Department of Food Science, Cornell Universty, Ithaca, N. Y. 14853.
Biotechnol Prog. 1986 Sep;2(3):140-4. doi: 10.1002/btpr.5420020308.
The xylose isomerase (xylA) structural gene was cloned under the control of the tac promoter and expressed in a xyl(+) E. coli strain. Xylose isomerase accounted for approximately 28% of the total cell protein when this tac-xylA fusion was induced with isopropylthio beta-D-galactopyranoside.
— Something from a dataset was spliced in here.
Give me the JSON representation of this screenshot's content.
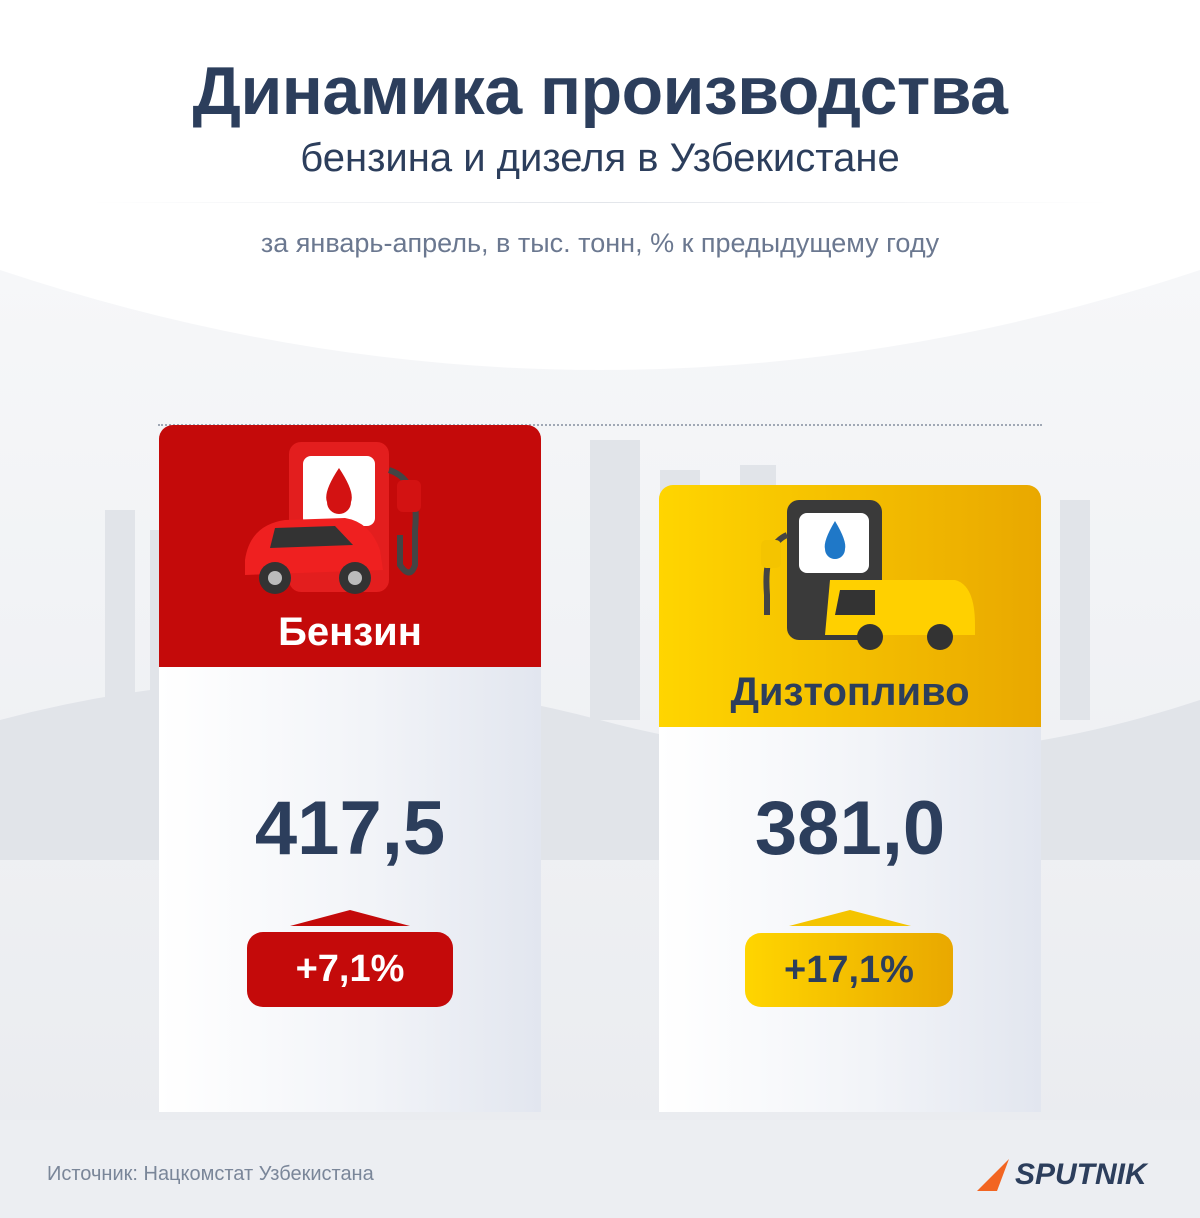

Hyperexpression of the xylA gene inhibited xylose utilization. E. coli carrying this tac-xylA fusion was encapsulated in calcium-alginate beads and used to isomerase xylose in a column reactor. Conversion of xylose to xylulose was 3-4% with a residence time in the column of 2 minutes and a maximum of 12% upon recycling.
木糖异构酶(xylA)结构基因在 tac 启动子的控制下被克隆,并在木糖(+)大肠杆菌菌株中表达。当用异丙基硫代-β-D-半乳糖吡喃糖苷诱导时,木糖异构酶约占总细胞蛋白的 28%。xylA 基因的过表达抑制了木糖的利用。携带该 tac-xylA 融合基因的大肠杆菌被包埋在海藻酸钙珠中,并用于在柱式反应器中使木糖异构化。在柱内停留时间为 2 分钟时,木糖转化为木酮糖的转化率为 3-4%,循环时最大转化率为 12%。